What I admire about the chorus chiefly is its unity. The whole village dresses exactly alike. In wicked, worldly villages there is rivalry, leading to heartburn and jealously. One lady comes out suddenly, on, say, a Bank Holiday, in a fetching blue that conquers every male heart. Next holiday her rival cuts her out with a green hat. In the operatic village it must be that the girls gather together beforehand to arrange this thing. There is probably a meeting called.

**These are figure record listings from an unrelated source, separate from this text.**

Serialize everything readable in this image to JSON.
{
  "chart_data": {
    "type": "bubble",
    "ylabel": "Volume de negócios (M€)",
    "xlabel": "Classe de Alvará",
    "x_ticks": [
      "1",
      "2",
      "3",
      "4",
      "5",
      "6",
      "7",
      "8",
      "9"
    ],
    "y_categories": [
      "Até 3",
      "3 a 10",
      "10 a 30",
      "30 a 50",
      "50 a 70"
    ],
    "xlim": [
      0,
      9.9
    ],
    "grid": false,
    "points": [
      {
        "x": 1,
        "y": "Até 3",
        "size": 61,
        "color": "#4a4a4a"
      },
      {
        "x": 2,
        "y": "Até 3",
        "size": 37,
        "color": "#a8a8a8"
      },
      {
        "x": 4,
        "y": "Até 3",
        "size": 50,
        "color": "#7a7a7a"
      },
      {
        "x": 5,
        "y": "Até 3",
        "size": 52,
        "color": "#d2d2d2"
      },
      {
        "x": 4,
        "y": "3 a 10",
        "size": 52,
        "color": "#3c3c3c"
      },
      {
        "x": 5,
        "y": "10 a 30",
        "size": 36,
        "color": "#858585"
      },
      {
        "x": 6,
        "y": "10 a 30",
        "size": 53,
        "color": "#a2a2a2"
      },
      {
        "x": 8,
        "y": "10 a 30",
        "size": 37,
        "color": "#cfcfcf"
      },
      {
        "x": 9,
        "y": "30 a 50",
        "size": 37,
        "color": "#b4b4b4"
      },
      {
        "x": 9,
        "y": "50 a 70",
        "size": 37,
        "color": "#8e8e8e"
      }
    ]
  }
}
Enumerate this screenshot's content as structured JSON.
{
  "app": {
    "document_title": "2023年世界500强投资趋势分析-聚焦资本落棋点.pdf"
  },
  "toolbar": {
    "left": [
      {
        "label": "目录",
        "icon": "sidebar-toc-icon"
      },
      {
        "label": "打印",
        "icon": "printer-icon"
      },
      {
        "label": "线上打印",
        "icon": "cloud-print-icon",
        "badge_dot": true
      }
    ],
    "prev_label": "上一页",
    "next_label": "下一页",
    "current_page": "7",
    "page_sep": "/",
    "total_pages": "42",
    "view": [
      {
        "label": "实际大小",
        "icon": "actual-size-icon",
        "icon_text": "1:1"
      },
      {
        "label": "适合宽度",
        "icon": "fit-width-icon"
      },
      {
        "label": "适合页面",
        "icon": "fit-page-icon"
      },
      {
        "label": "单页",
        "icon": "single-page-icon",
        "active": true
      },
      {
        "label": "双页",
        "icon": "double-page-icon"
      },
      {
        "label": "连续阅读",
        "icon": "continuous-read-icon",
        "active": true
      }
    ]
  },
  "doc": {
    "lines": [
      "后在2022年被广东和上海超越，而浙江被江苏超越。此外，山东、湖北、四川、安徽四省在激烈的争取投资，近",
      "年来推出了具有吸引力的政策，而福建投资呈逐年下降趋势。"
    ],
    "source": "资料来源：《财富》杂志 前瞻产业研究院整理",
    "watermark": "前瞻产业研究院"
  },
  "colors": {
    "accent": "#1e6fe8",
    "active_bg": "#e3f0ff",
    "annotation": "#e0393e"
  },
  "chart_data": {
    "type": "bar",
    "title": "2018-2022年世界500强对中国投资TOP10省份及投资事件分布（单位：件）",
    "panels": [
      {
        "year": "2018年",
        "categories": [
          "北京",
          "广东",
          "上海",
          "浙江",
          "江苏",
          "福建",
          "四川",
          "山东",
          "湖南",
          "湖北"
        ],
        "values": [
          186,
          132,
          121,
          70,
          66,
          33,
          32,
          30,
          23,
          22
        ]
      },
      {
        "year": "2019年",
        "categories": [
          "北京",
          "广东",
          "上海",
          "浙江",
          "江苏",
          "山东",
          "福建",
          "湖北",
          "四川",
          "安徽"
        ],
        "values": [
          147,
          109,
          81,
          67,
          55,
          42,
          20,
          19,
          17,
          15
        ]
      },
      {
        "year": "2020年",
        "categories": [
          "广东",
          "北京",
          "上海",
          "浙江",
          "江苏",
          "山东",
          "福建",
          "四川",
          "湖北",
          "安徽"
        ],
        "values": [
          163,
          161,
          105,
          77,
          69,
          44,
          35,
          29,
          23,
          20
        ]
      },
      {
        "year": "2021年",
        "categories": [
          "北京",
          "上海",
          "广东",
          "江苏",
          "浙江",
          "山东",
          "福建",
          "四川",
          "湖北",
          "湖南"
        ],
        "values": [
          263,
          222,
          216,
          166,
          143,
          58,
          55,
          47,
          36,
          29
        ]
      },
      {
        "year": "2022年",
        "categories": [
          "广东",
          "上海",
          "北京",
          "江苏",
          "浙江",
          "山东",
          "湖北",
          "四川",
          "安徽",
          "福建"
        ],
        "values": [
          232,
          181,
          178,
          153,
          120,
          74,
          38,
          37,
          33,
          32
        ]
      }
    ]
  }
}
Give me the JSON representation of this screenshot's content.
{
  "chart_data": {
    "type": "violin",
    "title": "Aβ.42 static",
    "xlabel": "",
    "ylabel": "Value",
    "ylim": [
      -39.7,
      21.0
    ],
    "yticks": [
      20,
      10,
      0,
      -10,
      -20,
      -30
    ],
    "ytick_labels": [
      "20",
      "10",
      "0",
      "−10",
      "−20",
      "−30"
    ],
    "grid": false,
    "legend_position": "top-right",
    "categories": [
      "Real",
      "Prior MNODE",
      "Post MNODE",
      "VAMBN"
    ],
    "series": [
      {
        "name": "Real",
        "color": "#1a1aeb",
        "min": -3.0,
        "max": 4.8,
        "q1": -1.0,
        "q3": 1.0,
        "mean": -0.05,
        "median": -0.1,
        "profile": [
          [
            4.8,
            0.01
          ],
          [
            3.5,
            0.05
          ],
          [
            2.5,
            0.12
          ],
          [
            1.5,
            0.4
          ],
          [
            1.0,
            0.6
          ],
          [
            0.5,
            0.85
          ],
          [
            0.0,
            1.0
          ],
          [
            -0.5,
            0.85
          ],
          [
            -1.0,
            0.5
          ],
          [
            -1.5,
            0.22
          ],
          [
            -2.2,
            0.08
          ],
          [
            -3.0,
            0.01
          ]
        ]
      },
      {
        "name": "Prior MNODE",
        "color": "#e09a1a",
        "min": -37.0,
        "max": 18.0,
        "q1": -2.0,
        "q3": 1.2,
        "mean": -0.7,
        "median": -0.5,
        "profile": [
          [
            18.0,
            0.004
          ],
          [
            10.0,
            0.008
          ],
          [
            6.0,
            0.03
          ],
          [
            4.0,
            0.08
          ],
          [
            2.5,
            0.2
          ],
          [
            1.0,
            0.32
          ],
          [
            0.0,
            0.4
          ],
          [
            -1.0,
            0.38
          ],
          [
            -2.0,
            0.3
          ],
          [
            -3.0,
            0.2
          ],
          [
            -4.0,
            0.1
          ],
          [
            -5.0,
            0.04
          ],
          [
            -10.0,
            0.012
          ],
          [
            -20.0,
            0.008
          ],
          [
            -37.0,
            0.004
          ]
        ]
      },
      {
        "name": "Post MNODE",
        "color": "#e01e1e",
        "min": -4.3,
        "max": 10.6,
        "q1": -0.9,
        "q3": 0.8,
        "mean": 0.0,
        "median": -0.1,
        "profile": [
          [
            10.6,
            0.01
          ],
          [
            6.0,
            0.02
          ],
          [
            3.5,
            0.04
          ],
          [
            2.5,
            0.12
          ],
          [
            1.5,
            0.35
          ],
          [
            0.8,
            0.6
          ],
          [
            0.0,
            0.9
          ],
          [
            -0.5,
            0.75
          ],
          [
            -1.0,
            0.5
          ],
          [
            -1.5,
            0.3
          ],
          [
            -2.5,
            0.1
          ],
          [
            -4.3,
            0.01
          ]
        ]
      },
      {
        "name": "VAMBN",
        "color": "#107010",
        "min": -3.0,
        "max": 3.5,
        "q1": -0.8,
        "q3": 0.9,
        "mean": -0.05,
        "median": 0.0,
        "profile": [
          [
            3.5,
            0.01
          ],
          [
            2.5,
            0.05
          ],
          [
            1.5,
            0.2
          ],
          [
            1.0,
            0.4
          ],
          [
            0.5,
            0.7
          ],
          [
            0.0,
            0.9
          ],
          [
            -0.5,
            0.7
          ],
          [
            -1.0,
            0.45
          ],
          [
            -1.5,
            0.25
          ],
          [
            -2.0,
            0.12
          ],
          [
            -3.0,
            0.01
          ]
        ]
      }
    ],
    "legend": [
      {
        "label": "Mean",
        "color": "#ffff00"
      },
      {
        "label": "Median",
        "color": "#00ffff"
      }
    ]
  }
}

“The dear Count’s wedding,” announces the chairwoman, “you will all be pleased to hear, has been fixed for the fourteenth, at eleven o’clock in the morning. The entire village will be assembled at ten-thirty to await the return of the bridal cortège from the church, and offer its felicitations. Married ladies, will, of course, come accompanied by their husbands. Unmarried ladies must each bring a male partner as near their own height as possible. Fortunately, in this village the number of males is exactly equal to that of females, so that the picture need not be spoiled. The children will organise themselves into an independent body and will group themselves picturesquely. It has been thought advisable,” continues the chairwoman, “that the village should meet the dear Count and his bride at some spot not too far removed from the local alehouse. The costume to be worn by the ladies will consist of a short pink skirt terminating at the knees and ornamented with festoons of flowers; above will be worn a bolero in mauve silk without sleeves and cut décolleté. The shoes should be of yellow satin over flesh-coloured stockings. Ladies who are ‘out’ will wear pearl necklaces, and a simple device in emeralds to decorate the hair. Thank God, we can all of us afford it, and provided the weather holds up and nothing unexpected happens—he is not what I call a lucky man, our Count, and it is always as well to be prepared for possibilities—well, I think we may look forward to a really pleasant day.”

It cannot be done, Herr Wagner, believe me. You cannot substitute the music drama for all the arts combined. The object to be aimed at by the wise composer should be to make us, while listening to his music, forgetful of all remaining artistic considerations.

THE WHITE MAN’S BURDEN! NEED IT BE SO HEAVY?

It is a delightful stroll on a sunny summer morning from the Hague to the Huis ten Bosch, the little “house in the wood,” built for Princess Amalia, widow of Stadtholter Frederick Henry, under whom Holland escaped finally from the bondage of her foes and entered into the promised land of Liberty. Leaving the quiet streets, the tree-bordered canals, with their creeping barges, you pass through a pleasant park, where the soft-eyed deer press round you, hurt and indignant if you have brought nothing in your pocket—not even a piece of sugar—to offer them. It is not that they are grasping—it is the want of attention that wounds them.

“I thought he was a gentleman,” they seem to be saying to one another, if you glance back, “he looked like a gentleman.”

Their mild eyes haunt you; on the next occasion you do not forget. The Park merges into the forest; you go by winding ways till you reach the trim Dutch garden, moat-encircled, in the centre of which stands the prim old-fashioned villa, which, to the simple Dutchman, appears a palace. The concierge, an old soldier, bows low to you and introduces you to his wife—a stately, white-haired dame, who talks most languages a little, so far as relates to all things within and appertaining to this tiny palace of the wood. To things without, beyond the wood, her powers of conversation do not extend: apparently such matters do not interest her.

She conducts you to the Chinese Room; the sun streams through the windows, illuminating the wondrous golden dragons standing out in bold relief from the burnished lacquer work, decorating still further with light and shade the delicate silk embroideries thin taper hands have woven with infinite pains. The walls are hung with rice paper, depicting the conventional scenes of the conventional Chinese life.

You find your thoughts wandering. These grotesque figures, these caricatures of humanity! A comical creature, surely, this Chinaman, the pantaloon of civilization. How useful he has been to us for our farces, our comic operas! This yellow baby, in his ample pinafore, who lived thousands of years ago, who has now passed into this strange second childhood.

But is he dying—or does the life of a nation wake again, as after sleep? Is he this droll, harmless thing he here depicts himself? And if not? Suppose fresh sap be stirring through his three hundred millions? We thought he was so very dead; we thought the time had come to cut him up and divide him, the only danger being lest we should quarrel over his carcase among ourselves.